There other factor worth emphasising is the industrial-level interference in elections across the world. In this context, Richard Daley’s ‘vote-stuffing’ in favour of John Kennedy’s 1960 presidential campaign or even the Tammany Hall tactic of plying voters with alcohol and then leading them to the voting booth, appear quaint. It will be a busy year ahead for the team at ‘Fancy Bear’ the Russian hacking group alleged to have interfered in elections in the Netherlands, Germany, the UK, US and France amongst other countries. 

There are signs that democracies are responding to this interference. For example, yet more evidence has been uncovered of Russia’s support for Marine Le Pen. In addition, the EU has deployed its Digital Services Act for the first time to launch multiple investigations into X (Twitter) specifically that X has been spreading misinformation and diffusing hate content. Indeed, under Musk’s stewardship X has tried hard not to live up to the requirements of the Act – in May it disengaged from the EU Code of Practice on Disinformation and has scaled back resources for monitoring of content. 

In the year ahead, I suspect that EU policymakers and national governments will take a tougher line on social media and will be more demanding on the social media giants’ willingness to police content.

However, there is a need for democratic governments to be even more muscular.
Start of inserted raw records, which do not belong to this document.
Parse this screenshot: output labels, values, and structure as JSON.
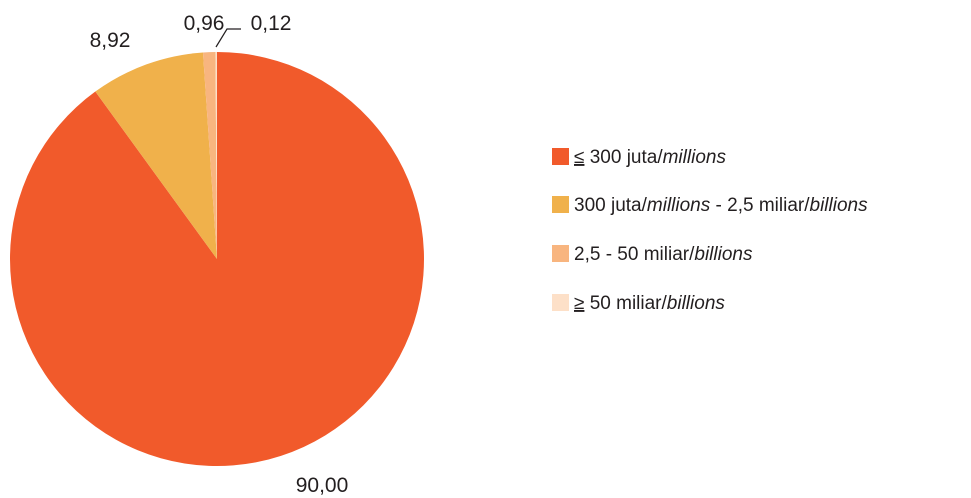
{
  "chart_data": {
    "type": "pie",
    "title": "",
    "legend_position": "right",
    "slices": [
      {
        "value": 90.0,
        "label": "90,00",
        "color": "#f15a2b",
        "legend": {
          "prefix": "≤",
          "text": " 300 juta/",
          "italic": "millions",
          "suffix": ""
        }
      },
      {
        "value": 8.92,
        "label": "8,92",
        "color": "#f0b14b",
        "legend": {
          "prefix": "",
          "text": "300 juta/",
          "italic": "millions",
          "suffix": " - 2,5 miliar/",
          "italic2": "billions"
        }
      },
      {
        "value": 0.96,
        "label": "0,96",
        "color": "#f8b57f",
        "legend": {
          "prefix": "",
          "text": "2,5 - 50 miliar/",
          "italic": "billions",
          "suffix": ""
        }
      },
      {
        "value": 0.12,
        "label": "0,12",
        "color": "#fde0c8",
        "legend": {
          "prefix": "≥",
          "text": " 50 miliar/",
          "italic": "billions",
          "suffix": ""
        }
      }
    ]
  }
}
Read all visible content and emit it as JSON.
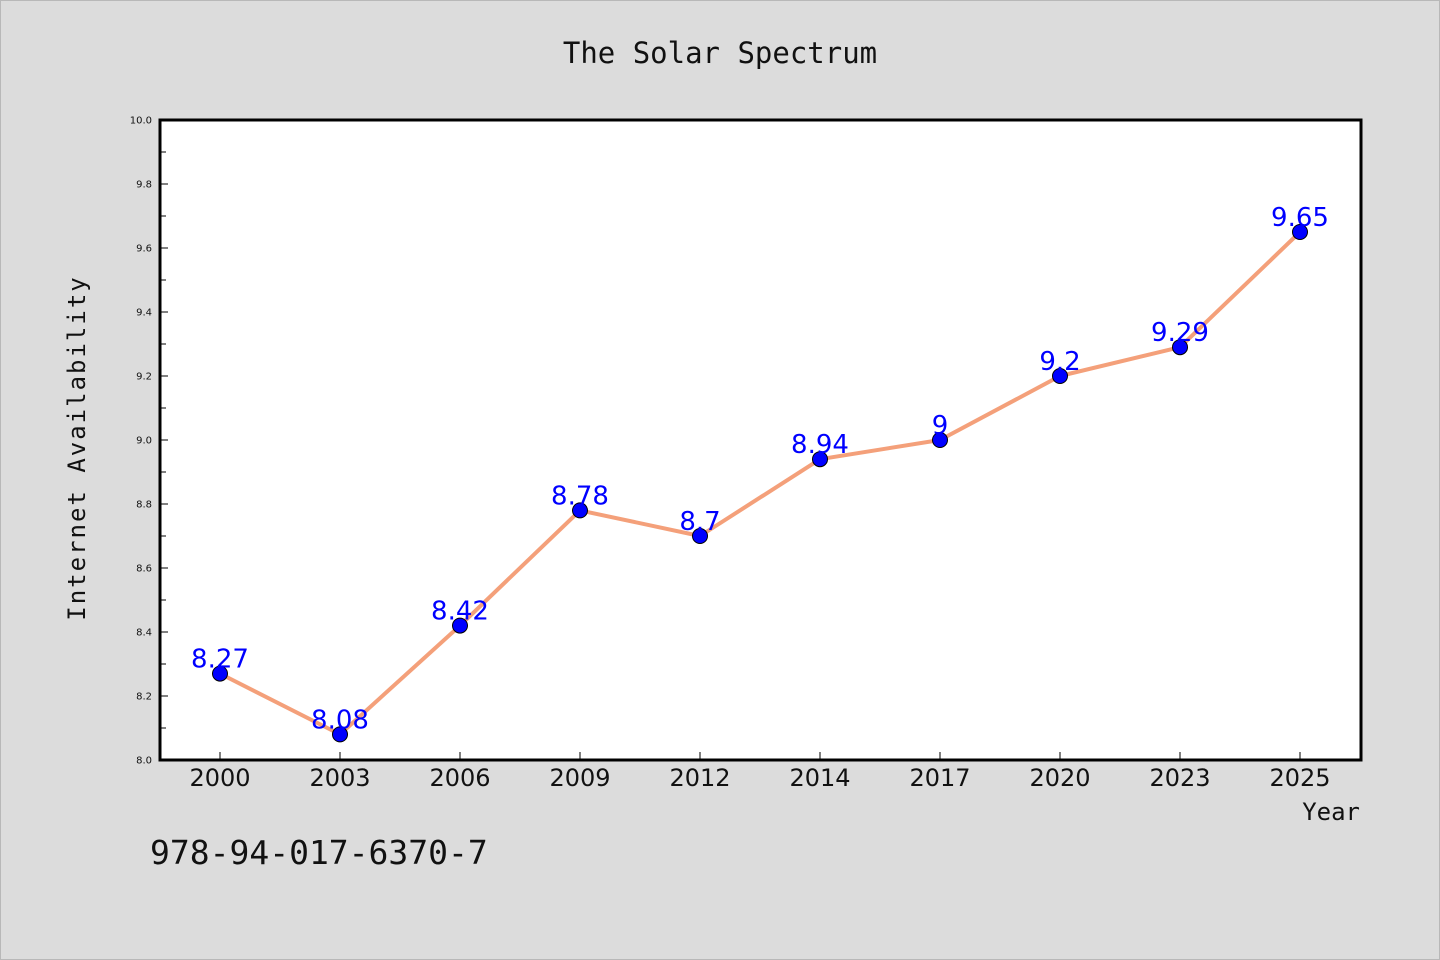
{
  "chart_data": {
    "type": "line",
    "title": "The Solar Spectrum",
    "xlabel": "Year",
    "ylabel": "Internet Availability",
    "categories": [
      "2000",
      "2003",
      "2006",
      "2009",
      "2012",
      "2014",
      "2017",
      "2020",
      "2023",
      "2025"
    ],
    "series": [
      {
        "values": [
          8.27,
          8.08,
          8.42,
          8.78,
          8.7,
          8.94,
          9,
          9.2,
          9.29,
          9.65
        ],
        "labels": [
          "8.27",
          "8.08",
          "8.42",
          "8.78",
          "8.7",
          "8.94",
          "9",
          "9.2",
          "9.29",
          "9.65"
        ]
      }
    ],
    "ylim": [
      8.0,
      10.0
    ],
    "y_ticks": [
      "8.0",
      "8.2",
      "8.4",
      "8.6",
      "8.8",
      "9.0",
      "9.2",
      "9.4",
      "9.6",
      "9.8",
      "10.0"
    ],
    "grid": false,
    "colors": {
      "line": "#f4a07a",
      "marker": "#0000ff",
      "marker_edge": "#000000",
      "data_label": "#0000ff",
      "plot_background": "#ffffff",
      "figure_background": "#dcdcdc"
    }
  },
  "footer_text": "978-94-017-6370-7"
}
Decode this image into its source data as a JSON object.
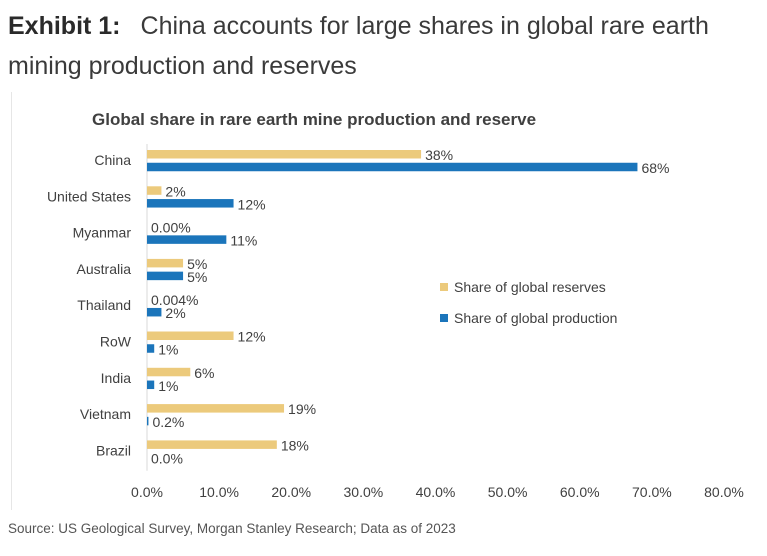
{
  "header": {
    "label": "Exhibit 1:",
    "title": "China accounts for large shares in global rare earth mining production and reserves"
  },
  "footer": {
    "source": "Source: US Geological Survey, Morgan Stanley Research; Data as of 2023"
  },
  "chart_data": {
    "type": "bar",
    "orientation": "horizontal",
    "title": "Global share in rare earth mine production and reserve",
    "categories": [
      "China",
      "United States",
      "Myanmar",
      "Australia",
      "Thailand",
      "RoW",
      "India",
      "Vietnam",
      "Brazil"
    ],
    "series": [
      {
        "name": "Share of global reserves",
        "color": "#ecca7c",
        "values": [
          38,
          2,
          0,
          5,
          0.004,
          12,
          6,
          19,
          18
        ],
        "labels": [
          "38%",
          "2%",
          "0.00%",
          "5%",
          "0.004%",
          "12%",
          "6%",
          "19%",
          "18%"
        ]
      },
      {
        "name": "Share of global production",
        "color": "#1b75bb",
        "values": [
          68,
          12,
          11,
          5,
          2,
          1,
          1,
          0.2,
          0
        ],
        "labels": [
          "68%",
          "12%",
          "11%",
          "5%",
          "2%",
          "1%",
          "1%",
          "0.2%",
          "0.0%"
        ]
      }
    ],
    "xlim": [
      0,
      80
    ],
    "xticks": [
      "0.0%",
      "10.0%",
      "20.0%",
      "30.0%",
      "40.0%",
      "50.0%",
      "60.0%",
      "70.0%",
      "80.0%"
    ],
    "grid": false,
    "legend_position": "right"
  }
}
In Europe two thorns in the democratic side are Hungary and Serbia. An EU leaders’ summit at the start of February, whose goal is to sign off aid to Ukraine, may be the final straw in terms of their patience with Hungary, a country that enables attacks on European democracy and the rule of law. There is now talk of suspending Hungary’s voting rights.

Another bad ‘democratic’ actor is Serbia, a potential EU member state. Serbia recently held general and local elections, the latter were marred by apparently very obvious vote rigging. This has triggered large protests in Belgrade against Alek Vucic’s government. Recently there occurred a brutal, sinister assault on the leader of the opposition leader Nikola Sandulovic. In my view, in the light of the ambivalence of Serbia’s relationship with Russia, the EU should suspend its passage towards EU membership.

In short, until the leaders of the democratic world adopt a more aggressive approach to those who attack democracy, they will continue to be mugged by autocrats. There is plenty they can do if they use cyber, social media and economic warfare to push back on attacks on democracy. One initiative that helped to bring down the Iron Curtain was the mass purchase and distribution of photocopiers into Eastern Europe by George Soros. This provided the mechanism by which ideas and information could travel around countries like Poland, Hungary and Romania. It is time for the West to think like this again.